Former prosecutor Wesley White said he was ethically obligated to reveal that 4th Judicial Circuit Information Technology director Ben Kruidbos retrieved the data that weren't turned over.
Kruidbos was placed on leave shortly after White testified during a hearing in George Zimmerman's second-degree murder case on Tuesday. White said Kruidbos was interviewed by state attorney investigators twice before the action was taken.
White said he wasn't surprised by possible evidence violations by Zimmerman prosecutor Bernie de la Rionda.
"I was saddened by it, but I'm not surprised," he said.
Phone and email messages left at the office of Fourth Judicial Circuit State Attorney Angela Corey were not immediately returned.
Zimmerman is charged with second-degree murder in 17-year-old Martin's killing and has pleaded not guilty, saying he acted in self-defense.
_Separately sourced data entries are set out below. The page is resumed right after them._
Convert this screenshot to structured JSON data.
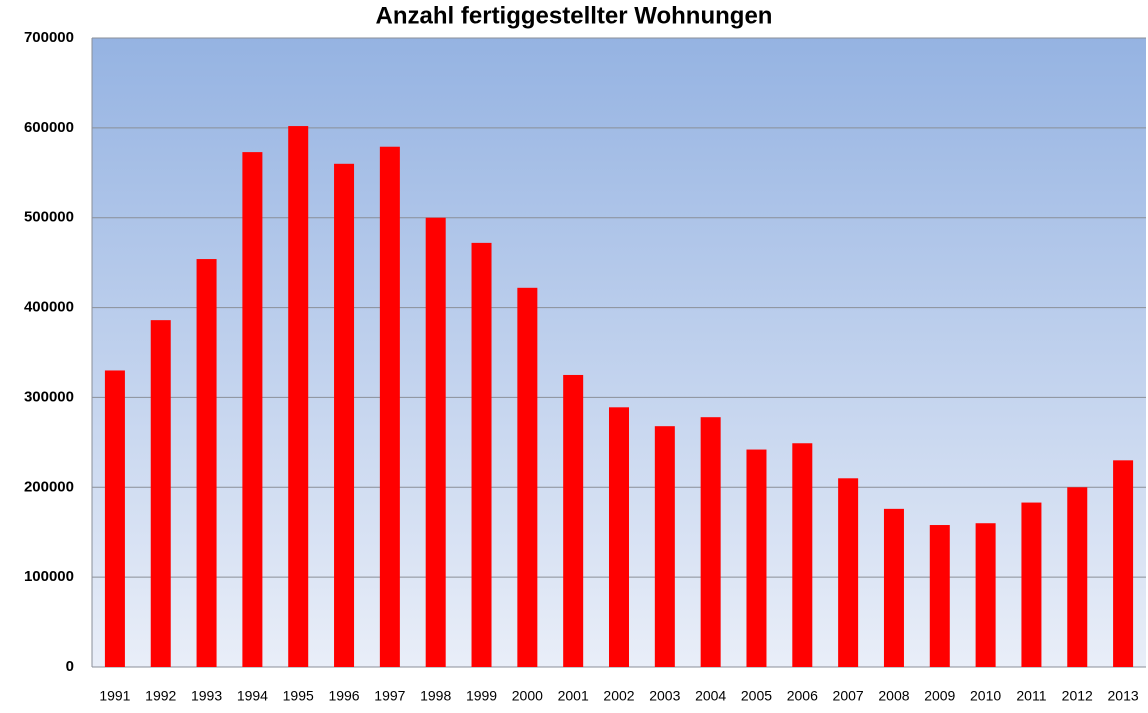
{
  "chart_data": {
    "type": "bar",
    "title": "Anzahl fertiggestellter Wohnungen",
    "categories": [
      "1991",
      "1992",
      "1993",
      "1994",
      "1995",
      "1996",
      "1997",
      "1998",
      "1999",
      "2000",
      "2001",
      "2002",
      "2003",
      "2004",
      "2005",
      "2006",
      "2007",
      "2008",
      "2009",
      "2010",
      "2011",
      "2012",
      "2013"
    ],
    "values": [
      330000,
      386000,
      454000,
      573000,
      602000,
      560000,
      579000,
      500000,
      472000,
      422000,
      325000,
      289000,
      268000,
      278000,
      242000,
      249000,
      210000,
      176000,
      158000,
      160000,
      183000,
      200000,
      230000
    ],
    "color": "#ff0000",
    "ylim": [
      0,
      700000
    ],
    "yticks": [
      0,
      100000,
      200000,
      300000,
      400000,
      500000,
      600000,
      700000
    ],
    "grid": true
  }
}
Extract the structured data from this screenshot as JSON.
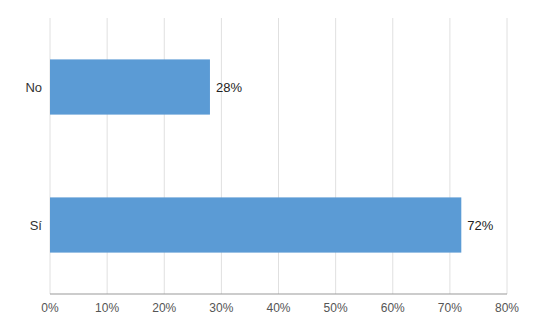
{
  "chart_data": {
    "type": "bar",
    "orientation": "horizontal",
    "categories": [
      "Sí",
      "No"
    ],
    "values": [
      0.72,
      0.28
    ],
    "value_labels": [
      "72%",
      "28%"
    ],
    "data_labels": true,
    "color": "#5B9BD5",
    "xlim": [
      0,
      0.8
    ],
    "xticks": [
      {
        "value": 0.0,
        "label": "0%"
      },
      {
        "value": 0.1,
        "label": "10%"
      },
      {
        "value": 0.2,
        "label": "20%"
      },
      {
        "value": 0.3,
        "label": "30%"
      },
      {
        "value": 0.4,
        "label": "40%"
      },
      {
        "value": 0.5,
        "label": "50%"
      },
      {
        "value": 0.6,
        "label": "60%"
      },
      {
        "value": 0.7,
        "label": "70%"
      },
      {
        "value": 0.8,
        "label": "80%"
      }
    ],
    "grid": true
  }
}
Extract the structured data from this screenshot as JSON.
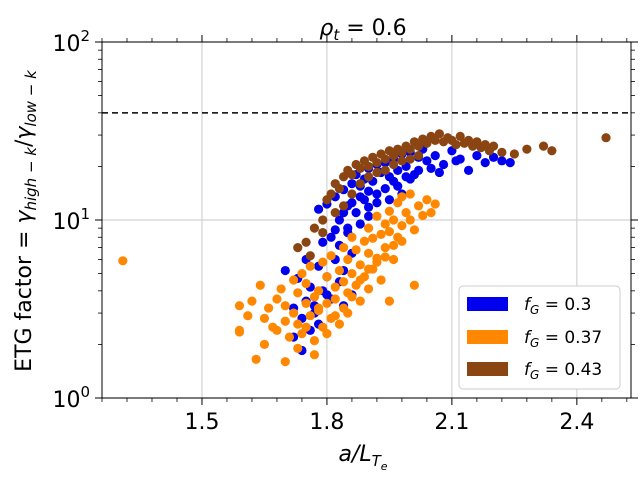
{
  "chart_data": {
    "type": "scatter",
    "title_main": "ρ",
    "title_sub": "t",
    "title_rest": " = 0.6",
    "ylabel_prefix": "ETG factor = ",
    "ylabel_g1": "γ",
    "ylabel_s1": "high − k",
    "ylabel_slash": "/",
    "ylabel_g2": "γ",
    "ylabel_s2": "low − k",
    "xlabel_main": "a/L",
    "xlabel_sub": "T",
    "xlabel_subsub": "e",
    "x_scale": "linear",
    "y_scale": "log",
    "xlim": [
      1.26,
      2.53
    ],
    "ylim": [
      1,
      100
    ],
    "x_ticks": [
      1.5,
      1.8,
      2.1,
      2.4
    ],
    "x_tick_labels": [
      "1.5",
      "1.8",
      "2.1",
      "2.4"
    ],
    "y_ticks": [
      1,
      10,
      100
    ],
    "y_tick_label_base": "10",
    "y_tick_label_exps": [
      "0",
      "1",
      "2"
    ],
    "grid": true,
    "threshold_line": {
      "y": 40,
      "style": "dashed"
    },
    "legend": {
      "placement": "bottom-right",
      "entries": [
        {
          "sym": "f",
          "sub": "G",
          "val": " = 0.3"
        },
        {
          "sym": "f",
          "sub": "G",
          "val": " = 0.37"
        },
        {
          "sym": "f",
          "sub": "G",
          "val": " = 0.43"
        }
      ]
    },
    "series": [
      {
        "color": "#0000ee",
        "points": [
          [
            1.78,
            11.5
          ],
          [
            1.8,
            12.3
          ],
          [
            1.82,
            13.5
          ],
          [
            1.84,
            14.8
          ],
          [
            1.85,
            12.0
          ],
          [
            1.86,
            16.0
          ],
          [
            1.87,
            18.0
          ],
          [
            1.88,
            15.5
          ],
          [
            1.89,
            17.0
          ],
          [
            1.9,
            19.5
          ],
          [
            1.91,
            16.5
          ],
          [
            1.92,
            20.5
          ],
          [
            1.93,
            18.5
          ],
          [
            1.94,
            21.0
          ],
          [
            1.95,
            17.5
          ],
          [
            1.96,
            22.0
          ],
          [
            1.97,
            19.0
          ],
          [
            1.98,
            23.5
          ],
          [
            1.99,
            20.0
          ],
          [
            2.0,
            24.0
          ],
          [
            2.01,
            18.0
          ],
          [
            2.02,
            22.5
          ],
          [
            2.03,
            25.0
          ],
          [
            2.04,
            21.5
          ],
          [
            2.05,
            19.5
          ],
          [
            2.06,
            23.0
          ],
          [
            2.08,
            20.5
          ],
          [
            2.1,
            24.5
          ],
          [
            2.12,
            22.0
          ],
          [
            2.14,
            19.0
          ],
          [
            2.16,
            23.0
          ],
          [
            2.18,
            21.0
          ],
          [
            2.2,
            22.5
          ],
          [
            2.22,
            21.5
          ],
          [
            2.24,
            21.0
          ],
          [
            1.83,
            10.0
          ],
          [
            1.85,
            9.0
          ],
          [
            1.87,
            11.0
          ],
          [
            1.89,
            13.0
          ],
          [
            1.9,
            14.5
          ],
          [
            1.92,
            12.5
          ],
          [
            1.94,
            15.0
          ],
          [
            1.96,
            16.5
          ],
          [
            1.98,
            14.0
          ],
          [
            2.0,
            17.0
          ],
          [
            1.81,
            8.0
          ],
          [
            1.83,
            7.2
          ],
          [
            1.85,
            8.5
          ],
          [
            1.86,
            6.5
          ],
          [
            1.88,
            9.5
          ],
          [
            1.9,
            10.5
          ],
          [
            1.82,
            6.0
          ],
          [
            1.84,
            5.2
          ],
          [
            1.8,
            4.8
          ],
          [
            1.78,
            5.5
          ],
          [
            1.76,
            4.2
          ],
          [
            1.75,
            3.5
          ],
          [
            1.77,
            3.0
          ],
          [
            1.8,
            3.8
          ],
          [
            1.83,
            4.5
          ],
          [
            1.72,
            3.2
          ],
          [
            1.74,
            2.8
          ],
          [
            1.76,
            2.4
          ],
          [
            1.78,
            2.6
          ],
          [
            1.72,
            2.2
          ],
          [
            1.74,
            1.85
          ],
          [
            1.77,
            3.3
          ],
          [
            1.79,
            4.0
          ],
          [
            1.81,
            3.6
          ],
          [
            1.84,
            3.3
          ],
          [
            1.86,
            3.8
          ],
          [
            1.7,
            5.2
          ],
          [
            1.73,
            4.7
          ],
          [
            1.75,
            6.0
          ],
          [
            1.79,
            7.5
          ],
          [
            1.82,
            8.8
          ],
          [
            1.84,
            11.0
          ],
          [
            1.86,
            12.5
          ],
          [
            1.88,
            13.5
          ],
          [
            1.9,
            11.8
          ],
          [
            1.92,
            14.0
          ],
          [
            1.95,
            13.0
          ],
          [
            1.97,
            15.5
          ],
          [
            1.99,
            17.5
          ],
          [
            2.02,
            19.0
          ],
          [
            2.07,
            18.5
          ],
          [
            2.11,
            21.5
          ]
        ]
      },
      {
        "color": "#ff8800",
        "points": [
          [
            1.31,
            5.9
          ],
          [
            1.59,
            3.3
          ],
          [
            1.59,
            2.4
          ],
          [
            1.59,
            2.35
          ],
          [
            1.61,
            2.9
          ],
          [
            1.62,
            3.5
          ],
          [
            1.63,
            1.65
          ],
          [
            1.64,
            4.3
          ],
          [
            1.65,
            2.0
          ],
          [
            1.65,
            2.8
          ],
          [
            1.66,
            3.2
          ],
          [
            1.67,
            2.5
          ],
          [
            1.68,
            3.6
          ],
          [
            1.68,
            2.4
          ],
          [
            1.69,
            4.1
          ],
          [
            1.7,
            2.7
          ],
          [
            1.7,
            3.3
          ],
          [
            1.71,
            2.2
          ],
          [
            1.72,
            4.6
          ],
          [
            1.72,
            3.0
          ],
          [
            1.73,
            2.6
          ],
          [
            1.73,
            3.9
          ],
          [
            1.74,
            5.0
          ],
          [
            1.74,
            2.3
          ],
          [
            1.75,
            3.4
          ],
          [
            1.75,
            4.4
          ],
          [
            1.76,
            2.9
          ],
          [
            1.76,
            5.5
          ],
          [
            1.77,
            3.7
          ],
          [
            1.77,
            2.1
          ],
          [
            1.78,
            4.0
          ],
          [
            1.78,
            3.1
          ],
          [
            1.79,
            5.8
          ],
          [
            1.79,
            2.5
          ],
          [
            1.8,
            4.8
          ],
          [
            1.8,
            3.4
          ],
          [
            1.81,
            2.8
          ],
          [
            1.81,
            6.3
          ],
          [
            1.82,
            4.2
          ],
          [
            1.82,
            3.6
          ],
          [
            1.83,
            5.2
          ],
          [
            1.83,
            2.6
          ],
          [
            1.84,
            7.0
          ],
          [
            1.84,
            4.5
          ],
          [
            1.85,
            3.9
          ],
          [
            1.85,
            6.0
          ],
          [
            1.86,
            5.0
          ],
          [
            1.86,
            8.0
          ],
          [
            1.87,
            4.3
          ],
          [
            1.87,
            6.8
          ],
          [
            1.88,
            5.6
          ],
          [
            1.88,
            3.5
          ],
          [
            1.89,
            7.6
          ],
          [
            1.89,
            4.8
          ],
          [
            1.9,
            6.5
          ],
          [
            1.9,
            9.0
          ],
          [
            1.91,
            5.3
          ],
          [
            1.91,
            7.9
          ],
          [
            1.92,
            6.1
          ],
          [
            1.92,
            10.5
          ],
          [
            1.93,
            8.3
          ],
          [
            1.93,
            4.6
          ],
          [
            1.94,
            9.5
          ],
          [
            1.94,
            7.0
          ],
          [
            1.95,
            11.2
          ],
          [
            1.95,
            8.6
          ],
          [
            1.96,
            6.0
          ],
          [
            1.96,
            10.0
          ],
          [
            1.97,
            12.5
          ],
          [
            1.97,
            8.0
          ],
          [
            1.98,
            9.3
          ],
          [
            1.98,
            13.5
          ],
          [
            1.99,
            11.0
          ],
          [
            2.0,
            10.0
          ],
          [
            2.0,
            14.0
          ],
          [
            2.01,
            8.8
          ],
          [
            2.02,
            12.0
          ],
          [
            2.03,
            10.6
          ],
          [
            2.04,
            13.0
          ],
          [
            2.05,
            11.0
          ],
          [
            2.06,
            12.3
          ],
          [
            2.01,
            4.3
          ],
          [
            1.95,
            3.5
          ],
          [
            1.9,
            4.1
          ],
          [
            1.85,
            3.0
          ],
          [
            1.8,
            2.3
          ],
          [
            1.77,
            1.75
          ],
          [
            1.73,
            1.9
          ],
          [
            1.7,
            1.6
          ],
          [
            1.75,
            2.5
          ],
          [
            1.78,
            3.2
          ],
          [
            1.82,
            2.9
          ],
          [
            1.84,
            3.2
          ],
          [
            1.86,
            3.7
          ],
          [
            1.88,
            4.6
          ],
          [
            1.9,
            5.3
          ],
          [
            1.92,
            5.8
          ],
          [
            1.94,
            6.2
          ],
          [
            1.96,
            7.2
          ],
          [
            1.98,
            7.6
          ]
        ]
      },
      {
        "color": "#8b4513",
        "points": [
          [
            1.73,
            7.0
          ],
          [
            1.75,
            7.5
          ],
          [
            1.77,
            9.0
          ],
          [
            1.79,
            10.0
          ],
          [
            1.8,
            13.0
          ],
          [
            1.81,
            14.0
          ],
          [
            1.82,
            16.0
          ],
          [
            1.83,
            15.0
          ],
          [
            1.84,
            17.5
          ],
          [
            1.85,
            19.0
          ],
          [
            1.86,
            18.0
          ],
          [
            1.87,
            20.5
          ],
          [
            1.88,
            19.5
          ],
          [
            1.89,
            21.5
          ],
          [
            1.9,
            20.0
          ],
          [
            1.91,
            22.5
          ],
          [
            1.92,
            21.0
          ],
          [
            1.93,
            23.5
          ],
          [
            1.94,
            22.0
          ],
          [
            1.95,
            24.5
          ],
          [
            1.96,
            23.0
          ],
          [
            1.97,
            25.0
          ],
          [
            1.98,
            24.0
          ],
          [
            1.99,
            26.0
          ],
          [
            2.0,
            25.0
          ],
          [
            2.01,
            27.5
          ],
          [
            2.02,
            26.0
          ],
          [
            2.03,
            28.5
          ],
          [
            2.04,
            27.0
          ],
          [
            2.05,
            29.5
          ],
          [
            2.06,
            28.0
          ],
          [
            2.07,
            30.5
          ],
          [
            2.08,
            27.5
          ],
          [
            2.09,
            29.0
          ],
          [
            2.1,
            28.0
          ],
          [
            2.11,
            26.5
          ],
          [
            2.12,
            29.5
          ],
          [
            2.13,
            27.0
          ],
          [
            2.14,
            28.0
          ],
          [
            2.15,
            26.0
          ],
          [
            2.16,
            27.5
          ],
          [
            2.17,
            25.5
          ],
          [
            2.18,
            26.5
          ],
          [
            2.19,
            24.5
          ],
          [
            2.2,
            26.0
          ],
          [
            2.22,
            24.0
          ],
          [
            2.25,
            23.5
          ],
          [
            2.28,
            25.0
          ],
          [
            2.32,
            26.0
          ],
          [
            2.34,
            24.5
          ],
          [
            2.47,
            29.0
          ],
          [
            1.86,
            14.0
          ],
          [
            1.88,
            16.0
          ],
          [
            1.9,
            17.5
          ],
          [
            1.92,
            18.5
          ],
          [
            1.94,
            19.0
          ],
          [
            1.96,
            20.5
          ],
          [
            1.98,
            21.5
          ],
          [
            2.0,
            22.0
          ],
          [
            2.02,
            23.0
          ],
          [
            1.84,
            12.0
          ],
          [
            1.82,
            11.0
          ],
          [
            1.79,
            8.5
          ],
          [
            1.76,
            6.3
          ]
        ]
      }
    ]
  }
}
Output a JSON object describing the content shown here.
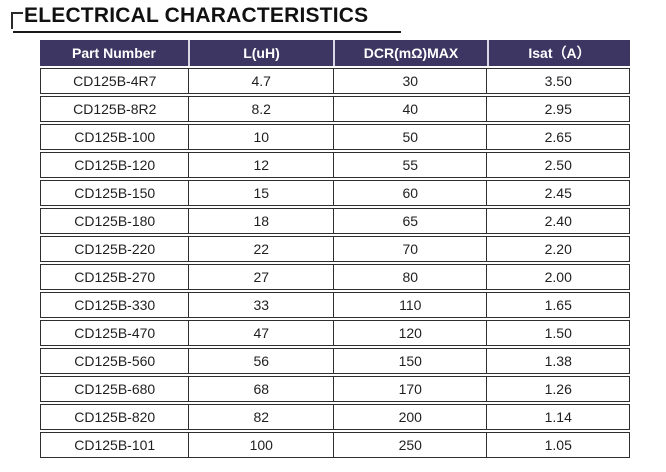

Circuit Judge Debra Nelson has denied a defense motion to delay the trial, which is scheduled to begin on June 10.
White led the Nassau County state attorney's office before resigning in December, citing differences of opinion with Corey. He is now in private practice.
White said the photos Kruidbos retrieved were of a hand holding a gun and one depicted drugs. The content of the text messages wasn't specified.
Defense attorney Mark O'Mara has previously brought a handful of motions alleging that the state attorney's office had been slow to turn over other evidence.
O'Mara reported on the defense team's website Wednesday that Zimmerman's defense fund had less than $5,000 left. The fund had raised almost $315,000 by January.
His attorneys are calculating that Zimmerman needs another $120,000 to put on a good defense, or even another $75,000 to give him a fighting chance.